Health & Science

Why dolphins died off in the Gulf; Awe to nourish the soul; Screen-viewing blues; The secret allure of moss

Why dolphins died off in the Gulf

When record numbers of dead bottlenose dolphins washed ashore last year in the Gulf of Mexico, some researchers were quick to blame the 2010 BP oil spill. Now a new study suggests that the spill was just part of “a perfect storm” of events causing the unusual die-off, University of Central Florida biologist Graham Worthy tells LiveScience.com. In the first four months of 2011, 186 dolphins washed ashore in the northern Gulf, nearly half of them newborns. Most of the creatures were underweight and had thin blubber layers, suggesting that oil from the spill had left them short of healthy prey. The dead dolphins were also found to have low levels of a hormone that helps the body cope with stress and is often depleted in mammals exposed to oil.
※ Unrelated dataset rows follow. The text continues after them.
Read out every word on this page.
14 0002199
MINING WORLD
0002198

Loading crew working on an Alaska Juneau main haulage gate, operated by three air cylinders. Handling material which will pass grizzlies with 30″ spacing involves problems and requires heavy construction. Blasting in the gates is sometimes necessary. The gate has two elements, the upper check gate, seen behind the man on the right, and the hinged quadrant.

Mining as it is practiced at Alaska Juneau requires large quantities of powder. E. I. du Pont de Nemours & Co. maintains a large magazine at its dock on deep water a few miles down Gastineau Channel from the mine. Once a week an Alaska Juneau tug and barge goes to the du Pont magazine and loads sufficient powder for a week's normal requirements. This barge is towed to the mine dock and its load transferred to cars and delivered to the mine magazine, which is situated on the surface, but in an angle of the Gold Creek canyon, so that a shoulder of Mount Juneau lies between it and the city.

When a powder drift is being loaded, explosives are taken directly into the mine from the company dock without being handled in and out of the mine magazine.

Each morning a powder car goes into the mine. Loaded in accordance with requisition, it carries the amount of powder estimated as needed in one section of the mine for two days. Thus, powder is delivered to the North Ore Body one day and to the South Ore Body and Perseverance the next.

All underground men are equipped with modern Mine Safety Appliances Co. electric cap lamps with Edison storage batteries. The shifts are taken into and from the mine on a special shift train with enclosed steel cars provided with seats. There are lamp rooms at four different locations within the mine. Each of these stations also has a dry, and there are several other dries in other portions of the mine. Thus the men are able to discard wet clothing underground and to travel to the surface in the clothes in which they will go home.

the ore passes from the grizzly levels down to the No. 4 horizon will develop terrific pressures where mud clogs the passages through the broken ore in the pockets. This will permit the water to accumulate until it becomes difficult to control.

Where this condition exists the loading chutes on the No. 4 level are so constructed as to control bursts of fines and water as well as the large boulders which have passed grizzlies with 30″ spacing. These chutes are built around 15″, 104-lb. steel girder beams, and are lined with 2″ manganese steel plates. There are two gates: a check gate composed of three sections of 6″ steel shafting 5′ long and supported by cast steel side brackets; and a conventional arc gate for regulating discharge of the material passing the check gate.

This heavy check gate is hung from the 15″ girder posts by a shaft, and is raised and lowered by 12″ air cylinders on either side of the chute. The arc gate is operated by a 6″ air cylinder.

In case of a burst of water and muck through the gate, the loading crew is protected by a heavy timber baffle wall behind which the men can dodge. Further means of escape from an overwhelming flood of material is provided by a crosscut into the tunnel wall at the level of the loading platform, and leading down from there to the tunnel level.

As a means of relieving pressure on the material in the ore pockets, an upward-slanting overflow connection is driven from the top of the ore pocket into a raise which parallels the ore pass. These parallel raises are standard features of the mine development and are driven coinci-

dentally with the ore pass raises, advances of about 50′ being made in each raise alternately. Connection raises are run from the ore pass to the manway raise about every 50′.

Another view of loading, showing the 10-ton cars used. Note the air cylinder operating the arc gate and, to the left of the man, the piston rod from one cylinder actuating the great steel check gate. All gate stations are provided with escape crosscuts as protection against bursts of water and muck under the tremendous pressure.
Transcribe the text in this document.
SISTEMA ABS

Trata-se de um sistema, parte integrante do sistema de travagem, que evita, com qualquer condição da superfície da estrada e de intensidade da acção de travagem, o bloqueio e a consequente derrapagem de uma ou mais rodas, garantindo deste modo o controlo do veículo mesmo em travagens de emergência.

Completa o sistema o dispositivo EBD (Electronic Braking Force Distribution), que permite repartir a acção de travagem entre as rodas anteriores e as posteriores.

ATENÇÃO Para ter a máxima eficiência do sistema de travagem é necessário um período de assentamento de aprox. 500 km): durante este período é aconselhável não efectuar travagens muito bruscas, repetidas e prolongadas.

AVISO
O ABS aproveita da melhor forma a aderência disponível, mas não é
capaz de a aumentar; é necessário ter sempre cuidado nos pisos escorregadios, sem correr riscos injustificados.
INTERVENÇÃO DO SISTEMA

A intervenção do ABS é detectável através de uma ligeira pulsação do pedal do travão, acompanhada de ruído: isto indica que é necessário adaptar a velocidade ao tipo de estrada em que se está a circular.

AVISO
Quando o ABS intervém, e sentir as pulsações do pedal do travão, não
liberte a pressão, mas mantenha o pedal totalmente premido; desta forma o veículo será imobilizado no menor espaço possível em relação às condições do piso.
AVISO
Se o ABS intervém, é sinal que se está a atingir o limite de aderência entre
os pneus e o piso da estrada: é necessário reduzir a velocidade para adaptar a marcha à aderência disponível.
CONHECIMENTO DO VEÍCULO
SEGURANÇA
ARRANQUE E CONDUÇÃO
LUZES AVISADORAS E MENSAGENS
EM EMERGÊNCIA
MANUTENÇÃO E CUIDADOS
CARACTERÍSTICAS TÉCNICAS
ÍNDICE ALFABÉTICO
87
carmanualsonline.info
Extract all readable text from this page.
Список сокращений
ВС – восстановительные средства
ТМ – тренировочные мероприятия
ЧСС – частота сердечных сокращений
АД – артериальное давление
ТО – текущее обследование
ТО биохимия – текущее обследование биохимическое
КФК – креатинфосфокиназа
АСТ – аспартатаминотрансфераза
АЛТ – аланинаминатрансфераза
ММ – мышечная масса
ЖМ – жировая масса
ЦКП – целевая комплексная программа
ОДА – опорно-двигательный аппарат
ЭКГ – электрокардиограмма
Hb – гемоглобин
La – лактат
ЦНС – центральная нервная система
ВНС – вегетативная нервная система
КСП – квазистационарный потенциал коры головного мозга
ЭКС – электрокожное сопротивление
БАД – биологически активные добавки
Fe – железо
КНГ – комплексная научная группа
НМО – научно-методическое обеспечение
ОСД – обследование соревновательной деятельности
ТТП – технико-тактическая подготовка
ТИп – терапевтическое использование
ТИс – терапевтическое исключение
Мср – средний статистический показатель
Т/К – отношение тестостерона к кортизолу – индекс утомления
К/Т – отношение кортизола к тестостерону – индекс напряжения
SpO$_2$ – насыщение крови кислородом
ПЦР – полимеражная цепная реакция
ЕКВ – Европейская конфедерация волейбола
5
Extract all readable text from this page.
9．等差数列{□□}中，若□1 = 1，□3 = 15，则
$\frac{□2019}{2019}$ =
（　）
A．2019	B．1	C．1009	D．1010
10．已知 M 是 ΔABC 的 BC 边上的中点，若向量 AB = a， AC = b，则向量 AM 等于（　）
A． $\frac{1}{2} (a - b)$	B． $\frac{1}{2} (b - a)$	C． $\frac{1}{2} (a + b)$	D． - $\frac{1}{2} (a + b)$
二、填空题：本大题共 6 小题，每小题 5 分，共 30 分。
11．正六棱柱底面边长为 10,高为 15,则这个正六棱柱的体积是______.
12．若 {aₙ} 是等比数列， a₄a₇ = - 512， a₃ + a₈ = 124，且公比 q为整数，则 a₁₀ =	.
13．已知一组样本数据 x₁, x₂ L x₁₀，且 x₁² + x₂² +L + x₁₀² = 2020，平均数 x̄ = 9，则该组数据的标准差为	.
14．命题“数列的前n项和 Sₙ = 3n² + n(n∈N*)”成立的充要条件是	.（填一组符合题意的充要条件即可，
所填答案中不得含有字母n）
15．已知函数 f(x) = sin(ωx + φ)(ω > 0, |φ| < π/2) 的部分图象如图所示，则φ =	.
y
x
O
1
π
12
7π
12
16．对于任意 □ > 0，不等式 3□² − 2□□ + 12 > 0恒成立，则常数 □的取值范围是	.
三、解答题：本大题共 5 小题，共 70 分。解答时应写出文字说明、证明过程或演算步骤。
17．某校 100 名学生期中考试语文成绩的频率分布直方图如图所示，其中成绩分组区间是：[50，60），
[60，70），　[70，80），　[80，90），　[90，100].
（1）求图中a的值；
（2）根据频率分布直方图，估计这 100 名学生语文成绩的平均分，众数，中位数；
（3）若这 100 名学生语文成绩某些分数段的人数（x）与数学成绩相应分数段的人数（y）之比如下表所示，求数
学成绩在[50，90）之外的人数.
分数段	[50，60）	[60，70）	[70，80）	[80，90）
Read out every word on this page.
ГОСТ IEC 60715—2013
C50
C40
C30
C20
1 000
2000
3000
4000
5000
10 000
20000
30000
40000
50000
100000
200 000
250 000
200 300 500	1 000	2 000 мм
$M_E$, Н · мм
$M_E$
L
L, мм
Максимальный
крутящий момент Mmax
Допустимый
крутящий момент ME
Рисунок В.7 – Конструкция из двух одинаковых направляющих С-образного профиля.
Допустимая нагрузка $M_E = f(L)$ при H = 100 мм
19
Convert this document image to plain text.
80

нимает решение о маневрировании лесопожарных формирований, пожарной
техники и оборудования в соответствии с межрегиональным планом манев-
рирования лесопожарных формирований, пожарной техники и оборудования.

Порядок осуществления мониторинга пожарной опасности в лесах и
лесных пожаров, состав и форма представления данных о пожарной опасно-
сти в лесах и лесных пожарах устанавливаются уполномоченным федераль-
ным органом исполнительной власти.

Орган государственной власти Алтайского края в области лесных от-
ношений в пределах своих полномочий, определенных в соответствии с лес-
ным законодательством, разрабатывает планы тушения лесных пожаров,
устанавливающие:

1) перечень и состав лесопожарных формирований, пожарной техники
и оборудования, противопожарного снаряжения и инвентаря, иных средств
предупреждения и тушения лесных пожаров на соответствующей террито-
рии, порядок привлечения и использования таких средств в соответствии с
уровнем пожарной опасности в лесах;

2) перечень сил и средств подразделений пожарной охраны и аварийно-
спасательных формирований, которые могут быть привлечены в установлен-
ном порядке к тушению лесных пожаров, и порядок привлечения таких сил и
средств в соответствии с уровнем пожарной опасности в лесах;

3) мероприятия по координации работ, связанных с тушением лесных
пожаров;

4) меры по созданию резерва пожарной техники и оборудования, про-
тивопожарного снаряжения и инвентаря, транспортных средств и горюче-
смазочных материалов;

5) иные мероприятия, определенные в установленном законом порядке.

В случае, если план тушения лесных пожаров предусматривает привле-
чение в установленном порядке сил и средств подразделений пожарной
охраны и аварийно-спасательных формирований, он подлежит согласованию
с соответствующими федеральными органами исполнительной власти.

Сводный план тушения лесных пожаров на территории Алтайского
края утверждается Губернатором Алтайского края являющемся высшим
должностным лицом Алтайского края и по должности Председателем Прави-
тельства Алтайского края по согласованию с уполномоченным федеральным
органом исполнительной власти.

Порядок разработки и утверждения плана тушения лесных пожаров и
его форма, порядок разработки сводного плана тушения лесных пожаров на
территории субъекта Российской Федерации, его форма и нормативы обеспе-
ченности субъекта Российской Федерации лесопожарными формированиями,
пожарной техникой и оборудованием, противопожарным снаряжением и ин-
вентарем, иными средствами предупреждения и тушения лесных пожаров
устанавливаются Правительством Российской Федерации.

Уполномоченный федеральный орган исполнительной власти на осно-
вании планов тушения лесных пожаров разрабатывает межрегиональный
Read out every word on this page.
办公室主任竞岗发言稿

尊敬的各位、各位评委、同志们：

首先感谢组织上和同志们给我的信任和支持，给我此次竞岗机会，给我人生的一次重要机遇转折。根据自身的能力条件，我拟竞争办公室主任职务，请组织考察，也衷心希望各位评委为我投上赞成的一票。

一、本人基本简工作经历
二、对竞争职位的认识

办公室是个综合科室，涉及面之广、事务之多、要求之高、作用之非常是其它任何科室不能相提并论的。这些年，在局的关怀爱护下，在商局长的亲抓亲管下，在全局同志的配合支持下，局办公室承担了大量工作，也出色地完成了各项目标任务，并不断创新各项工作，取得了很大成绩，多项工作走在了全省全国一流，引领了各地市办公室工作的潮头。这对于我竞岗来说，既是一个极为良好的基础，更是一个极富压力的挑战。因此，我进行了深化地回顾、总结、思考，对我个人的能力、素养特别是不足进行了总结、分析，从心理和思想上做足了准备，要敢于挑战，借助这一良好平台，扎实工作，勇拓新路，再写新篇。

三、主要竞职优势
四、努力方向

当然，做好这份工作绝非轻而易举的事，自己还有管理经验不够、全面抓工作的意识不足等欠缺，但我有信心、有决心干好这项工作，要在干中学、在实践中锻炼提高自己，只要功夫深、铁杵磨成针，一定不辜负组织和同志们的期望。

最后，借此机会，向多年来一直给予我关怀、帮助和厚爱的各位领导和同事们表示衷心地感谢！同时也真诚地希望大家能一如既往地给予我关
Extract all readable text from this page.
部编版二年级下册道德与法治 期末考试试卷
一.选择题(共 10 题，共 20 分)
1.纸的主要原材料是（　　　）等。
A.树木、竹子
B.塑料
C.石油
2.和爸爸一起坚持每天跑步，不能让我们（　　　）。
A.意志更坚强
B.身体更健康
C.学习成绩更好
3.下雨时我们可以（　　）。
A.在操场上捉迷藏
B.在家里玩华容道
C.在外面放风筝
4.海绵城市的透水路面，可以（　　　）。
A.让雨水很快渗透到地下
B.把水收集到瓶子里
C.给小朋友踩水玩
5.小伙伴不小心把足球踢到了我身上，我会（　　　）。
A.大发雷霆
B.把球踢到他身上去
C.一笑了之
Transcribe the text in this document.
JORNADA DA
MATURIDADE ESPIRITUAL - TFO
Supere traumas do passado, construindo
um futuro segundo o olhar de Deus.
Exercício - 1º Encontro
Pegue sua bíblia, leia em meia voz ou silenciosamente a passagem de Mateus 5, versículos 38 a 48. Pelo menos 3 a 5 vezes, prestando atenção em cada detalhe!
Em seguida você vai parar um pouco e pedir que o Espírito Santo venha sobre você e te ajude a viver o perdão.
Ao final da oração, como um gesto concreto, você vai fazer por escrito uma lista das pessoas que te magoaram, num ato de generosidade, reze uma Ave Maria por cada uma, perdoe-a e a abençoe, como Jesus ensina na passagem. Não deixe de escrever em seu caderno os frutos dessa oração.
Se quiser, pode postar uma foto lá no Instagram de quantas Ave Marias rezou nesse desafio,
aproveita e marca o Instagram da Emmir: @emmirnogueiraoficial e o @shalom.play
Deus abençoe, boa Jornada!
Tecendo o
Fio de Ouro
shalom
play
But the spill wasn’t the only difficulty these dolphins had faced: Before the well started spewing oil, in April 2010, Gulf dolphins had endured a particularly cold winter that lowered their defenses. “The final blow” came in early 2011, Worthy says, when the Mississippi River delivered unusually large amounts of very cold freshwater to Mobile Bay. That influx “assaulted” the dolphins’ fragile health, says study co-author Ruth H. Carmichael, “essentially kicking them when they were already down.”